Caught in the middle of this fiasco, intentionally or not, is Bolivian President Evo Morales, who recently visited Russia for a diplomatic summit.
Upon returning to his home country, his presidential plane was supposedly denied access to airspace over a disputed number of European countries, forcing it to land in Austria, where it was thoroughly searched. The Morales administration harbors no love for the United States, particularly over the War on Drugs, so one can easily connect the dots and see what occurred in this incident: The chief executive of a nation with poor relations with the United States was harassed at that country’s request by nations within its sphere of influence (those of Western Europe, in this instance) in order to find someone whom is considered a liability.
What is really being lost here is that the numerous diplomatic faux pas by the United States are more than just casual, petty words or propaganda. This is the intentional restriction of an individual’s right to free movement, particularly one not even a citizen of the United States and outside of United States’ territory. So much effort and concentration has been focused upon Snowden that what is truly at stake here (the right of the American people to transparent governance and other nations’ sovereignty) is being passed over, casually even. It is a true debacle, and the Obama administration should be ashamed of themselves.
The United States likes to market itself as the “Land of the Free,” but it now stands on strong footing with its imperial predecessors, such as the British Empire (which has a program similar to PRISM to track its citizens), the imperial Chinese, and even Rome itself. The behavior towards other nations, which it at one time considered “American brethren” in the Western Hemisphere, is appalling. I am no fan of collectivist regimes such as Morales’, but that does not mean I (or anyone else, for that matter) has the right to harass them. The United States is all stick, no carrot here.

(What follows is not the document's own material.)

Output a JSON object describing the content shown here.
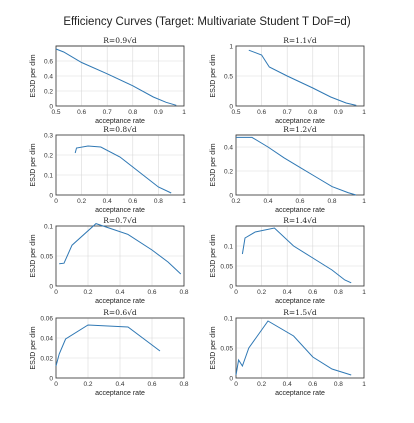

In fact, in reaction to this altercation, Bolivia, along with Nicaragua and Venezuela, has now offered Snowden asylum, if only to spite the United States. Frankly, I do not blame them at all. What they would do with Snowden is a whole other story, and I would be suspect of going to some of these places if I were him. Although, it is rumored that he as of now cannot leave Putin’s Russia anyway.
The United States needs to return to its core values and respect other nations, their leaders, and the right to free, unharassed movement, and give up on the fool’s quest of detaining Edward Snowden. The horses have already galloped out of the stable, so there is no need to bother closing the doors.